Esméralda m'installa sur un tabouret, me fourra le matériel nécessaire, puis me laissa là, aux bons soins des autres personnes présentes. Une dénommée Imelda, la responsable de la place, me guida pendant une bonne partie de l'avant-midi, avant de me laisser continuer seule mais, j'avais beau essayer vraiment fort et me forcer, je ne trouvais ni l'envie, ni l'inspiration pour faire quoi que ce soit. Et, il faut l'avouer, je n'étais pas la plus douée. En gros, je n'appréciais pas particulièrement la couture.
Esméralda revint me prendre en charge en milieu d'après-midi, avant de m'emmener dans un autre stand de création, mais cette fois, c'était la sculpture. Manque de bol, ce n'était pas fait pour moi non-plus. Lorsque vint la fin de la journée, lors du souper, les autres me rassurèrent. Il était rare pour quelqu'un de trouver sa spécialité le jour même, surtout fraichement débarqué comme moi.
Nous réessayâmes donc le lendemain avec le dessin et la peinture. J'avais un bon coup de crayon, puisque j'adorais dessiner lorsque j'étais encore à Notre-Dame, mais la peinture, par contre, c'était une autre histoire. Et bien que j'adorais dessiner, je ne voulais pas passer le reste de ma vie à faire ça. Peut-être un travail d'entre-temps, mais pas plus. Nous passâmes donc à la musique.
J'essayais des dizaines et des dizaines d'instruments différents, mais aucun ne me tentait vraiment. Je préférais écouter que jouer. Nous tentâmes donc la danse, mais ce n'était pas ma tasse de thé. Et le chant, ne m'en parlez pas ! Je crois que j'ai brisé les tympans des quelques courageux qui ont voulu m'entendre ne serait-ce qu'une fois.

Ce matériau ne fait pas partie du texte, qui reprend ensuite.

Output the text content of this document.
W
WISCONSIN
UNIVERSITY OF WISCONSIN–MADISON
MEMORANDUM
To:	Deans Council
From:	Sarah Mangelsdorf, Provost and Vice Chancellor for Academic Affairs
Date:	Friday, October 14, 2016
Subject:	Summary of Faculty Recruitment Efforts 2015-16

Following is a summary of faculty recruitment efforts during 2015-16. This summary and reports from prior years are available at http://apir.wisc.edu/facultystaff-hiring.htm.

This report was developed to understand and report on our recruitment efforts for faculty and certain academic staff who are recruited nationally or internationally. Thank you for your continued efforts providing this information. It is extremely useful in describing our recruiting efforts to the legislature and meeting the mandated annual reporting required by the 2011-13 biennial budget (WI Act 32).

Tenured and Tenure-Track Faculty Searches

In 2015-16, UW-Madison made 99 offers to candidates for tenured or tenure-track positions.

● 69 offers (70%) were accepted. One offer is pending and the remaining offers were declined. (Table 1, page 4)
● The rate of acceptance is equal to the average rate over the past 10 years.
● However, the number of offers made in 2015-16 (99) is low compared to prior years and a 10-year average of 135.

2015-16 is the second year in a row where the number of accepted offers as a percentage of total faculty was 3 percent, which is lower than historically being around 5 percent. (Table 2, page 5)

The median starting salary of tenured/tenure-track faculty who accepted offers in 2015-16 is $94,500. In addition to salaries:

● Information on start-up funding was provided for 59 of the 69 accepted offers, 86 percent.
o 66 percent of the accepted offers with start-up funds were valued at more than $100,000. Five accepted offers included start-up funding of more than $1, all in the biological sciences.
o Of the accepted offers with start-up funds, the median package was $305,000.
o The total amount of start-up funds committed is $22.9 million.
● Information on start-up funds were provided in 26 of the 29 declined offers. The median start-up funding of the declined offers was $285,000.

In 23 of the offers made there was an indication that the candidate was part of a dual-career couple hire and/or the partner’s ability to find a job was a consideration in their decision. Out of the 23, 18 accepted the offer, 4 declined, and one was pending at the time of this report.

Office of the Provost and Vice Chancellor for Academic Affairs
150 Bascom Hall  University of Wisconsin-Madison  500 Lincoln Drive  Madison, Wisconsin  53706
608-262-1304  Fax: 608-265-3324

Le troisième jour, j'étais une véritable boule de nerfs. J'avais beau essayé plein de travails, aucun ne me correspondait, et je n'étais pas sortie depuis mon réveil. J'avais besoin d'aller en vile, de respirer l'air du dehors. Sauf que les autres étaient on ne peu plus clairs. Avant de pouvoir sortir, je devais d'abord apprendre à me défendre et prendre quelques notions de combat. António étant le mieux qualifié pour m'apprendre, je devais donc attendre son réveil.

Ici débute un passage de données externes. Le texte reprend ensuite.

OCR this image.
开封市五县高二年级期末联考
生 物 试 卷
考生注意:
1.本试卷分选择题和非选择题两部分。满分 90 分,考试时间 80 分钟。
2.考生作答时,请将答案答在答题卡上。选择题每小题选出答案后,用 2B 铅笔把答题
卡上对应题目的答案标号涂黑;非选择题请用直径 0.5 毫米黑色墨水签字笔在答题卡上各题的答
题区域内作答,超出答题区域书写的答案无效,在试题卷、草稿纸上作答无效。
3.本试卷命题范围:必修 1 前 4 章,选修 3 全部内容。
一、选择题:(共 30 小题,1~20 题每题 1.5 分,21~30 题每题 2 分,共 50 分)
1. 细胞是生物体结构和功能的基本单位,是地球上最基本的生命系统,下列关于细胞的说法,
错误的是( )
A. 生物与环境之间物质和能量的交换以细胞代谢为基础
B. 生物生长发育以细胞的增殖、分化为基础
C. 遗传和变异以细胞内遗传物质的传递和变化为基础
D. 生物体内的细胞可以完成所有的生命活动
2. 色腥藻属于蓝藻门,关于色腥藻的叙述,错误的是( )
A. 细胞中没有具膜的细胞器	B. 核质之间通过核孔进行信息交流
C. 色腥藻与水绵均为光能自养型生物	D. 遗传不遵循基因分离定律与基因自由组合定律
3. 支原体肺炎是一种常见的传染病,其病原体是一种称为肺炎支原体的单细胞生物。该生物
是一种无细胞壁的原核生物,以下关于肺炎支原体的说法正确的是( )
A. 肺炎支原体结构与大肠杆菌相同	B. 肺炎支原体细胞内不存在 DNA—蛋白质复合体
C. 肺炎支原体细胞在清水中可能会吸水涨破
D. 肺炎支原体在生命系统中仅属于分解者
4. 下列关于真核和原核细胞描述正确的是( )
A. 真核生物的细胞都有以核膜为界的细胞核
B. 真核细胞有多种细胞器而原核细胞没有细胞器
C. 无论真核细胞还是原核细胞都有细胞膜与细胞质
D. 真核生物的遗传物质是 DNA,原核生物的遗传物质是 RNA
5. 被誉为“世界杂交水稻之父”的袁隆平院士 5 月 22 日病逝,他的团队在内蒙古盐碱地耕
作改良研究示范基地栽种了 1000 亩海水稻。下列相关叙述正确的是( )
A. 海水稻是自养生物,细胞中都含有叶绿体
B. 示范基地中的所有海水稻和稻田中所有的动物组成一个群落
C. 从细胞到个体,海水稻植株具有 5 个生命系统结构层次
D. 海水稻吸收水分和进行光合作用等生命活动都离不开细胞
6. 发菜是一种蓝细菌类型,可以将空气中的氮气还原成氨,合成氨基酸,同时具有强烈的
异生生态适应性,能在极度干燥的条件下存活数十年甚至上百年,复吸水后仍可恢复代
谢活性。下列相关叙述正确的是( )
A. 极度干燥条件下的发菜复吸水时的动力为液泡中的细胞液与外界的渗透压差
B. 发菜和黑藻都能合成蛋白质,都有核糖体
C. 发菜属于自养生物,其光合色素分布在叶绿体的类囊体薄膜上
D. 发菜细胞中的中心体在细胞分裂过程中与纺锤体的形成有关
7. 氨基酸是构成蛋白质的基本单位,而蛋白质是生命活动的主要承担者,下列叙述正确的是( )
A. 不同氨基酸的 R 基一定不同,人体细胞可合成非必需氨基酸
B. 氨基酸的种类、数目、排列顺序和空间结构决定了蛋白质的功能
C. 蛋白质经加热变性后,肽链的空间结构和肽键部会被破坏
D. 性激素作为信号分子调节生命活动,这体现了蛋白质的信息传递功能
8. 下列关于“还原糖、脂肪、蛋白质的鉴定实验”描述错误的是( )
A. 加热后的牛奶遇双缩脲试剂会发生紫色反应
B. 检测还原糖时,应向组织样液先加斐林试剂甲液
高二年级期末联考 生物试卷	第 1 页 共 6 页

Le soir venu, j'étais déprimée et épuisée. J'avais donc mangé vite, avant de errer seule dans les rues presque vides. Je m'étais ensuite installée près de ma tente et Djali m'avait rejointe.
- Toi tu ne sais pas ce que c'est, d'être tiraillée de tous les côtés sous une pression insoutenable, pas vrai ? demandais-je en lui caressant la tête. J'avais hâte de commencer mais maintenant, je dois avouer que je commence à désespérer de trouver un travail qui m'aille vraiment.

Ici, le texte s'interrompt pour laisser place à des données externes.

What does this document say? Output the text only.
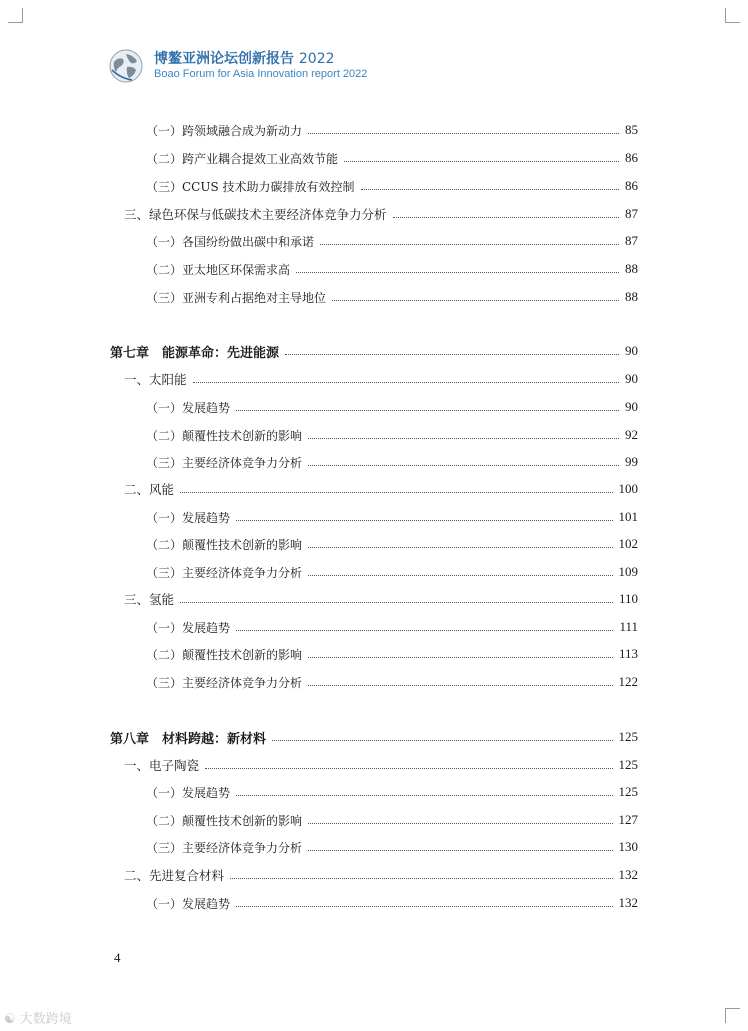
博鳌亚洲论坛创新报告 2022
Boao Forum for Asia Innovation report 2022
（一）跨领域融合成为新动力	85
（二）跨产业耦合提效工业高效节能	86
（三）CCUS 技术助力碳排放有效控制	86
三、绿色环保与低碳技术主要经济体竞争力分析	87
（一）各国纷纷做出碳中和承诺	87
（二）亚太地区环保需求高	88
（三）亚洲专利占据绝对主导地位	88
第七章　能源革命：先进能源	90
一、太阳能	90
（一）发展趋势	90
（二）颠覆性技术创新的影响	92
（三）主要经济体竞争力分析	99
二、风能	100
（一）发展趋势	101
（二）颠覆性技术创新的影响	102
（三）主要经济体竞争力分析	109
三、氢能	110
（一）发展趋势	111
（二）颠覆性技术创新的影响	113
（三）主要经济体竞争力分析	122
第八章　材料跨越：新材料	125
一、电子陶瓷	125
（一）发展趋势	125
（二）颠覆性技术创新的影响	127
（三）主要经济体竞争力分析	130
二、先进复合材料	132
（一）发展趋势	132
4
☯ 大数跨境
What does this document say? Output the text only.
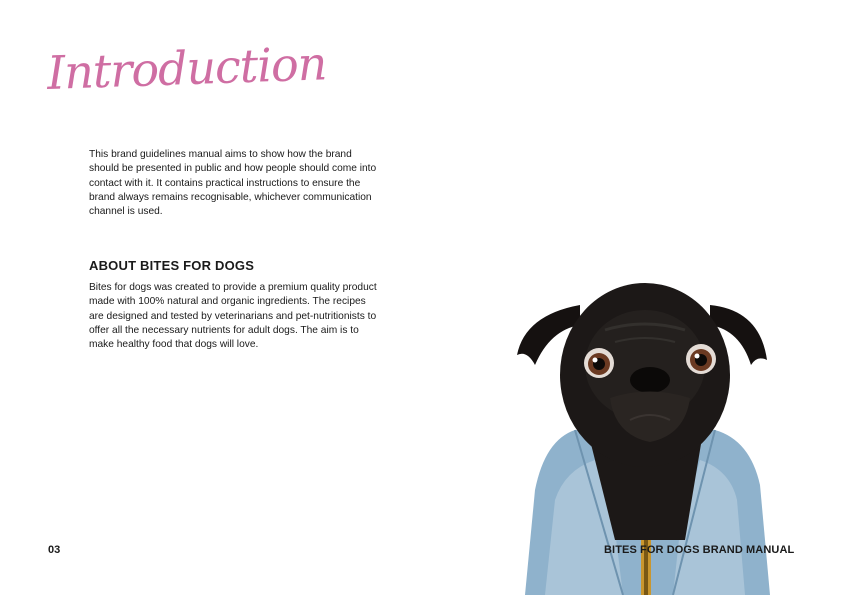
Introduction
This brand guidelines manual aims to show how the brand should be presented in public and how people should come into contact with it. It contains practical instructions to ensure the brand always remains recognisable, whichever communication channel is used.
ABOUT BITES FOR DOGS
Bites for dogs was created to provide a premium quality product made with 100% natural and organic ingredients. The recipes are designed and tested by veterinarians and pet-nutritionists to offer all the necessary nutrients for adult dogs. The aim is to make healthy food that dogs will love.
03	BITES FOR DOGS BRAND MANUAL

- Pourquoi tu parles à Djali ?
Je levais les yeux et vis qu'il s'agissait de Tiago. Je lui souris.
- Je ne sais pas. Peut-être parce que c'est la seule qui veut bien m'écouter, dis-je en haussant les épaules.
- Nous on aimeraient t'écouter, répliqua-t-il en s'asseyant en face de moi.
- Nous ? m'étonnais-je.
Une dizaine d'enfants de son âge firent alors leur apparition, et s'installèrent autour de moi.
- Les adultes ils sont trop occupés ce soir, dit une fillette. Mais on aimeraient entendre une histoire.
- Est-ce que tu connais des histoires ? demanda une autre enfant.
- Raconte nous comment tu as sauvé le bossu ! lança alors un petit garçon d'environ six ans.
- Oui ! Et comment Esméralda t'a sauvée !
- Et aussi comment vous vous êtes échappés de la cathédrale !
Ils se mirent à me supplier et, n'en pouvant plus, je décidais d'accepter. Je me lançais donc dans un récit pour le moins rocambolesque, où le simple soldat que j'avais affronté était devenu un dragon cracheur de feu, et où Notre-Dame était devenu une forêt enchantée. Et je racontais. Je racontais toutes sortes d'histoires, toutes plus folles les unes que les autres. Des récits mélangeant rêves et réalité, où s'illustraient sous formes d'images mes désirs et mes espoirs. Je racontais des heures durant, emportée par les aventures que j'inventais, surprenant les enfants par les cris de bêtes monstrueuses, ou encore les faisant rire en imitant des voix.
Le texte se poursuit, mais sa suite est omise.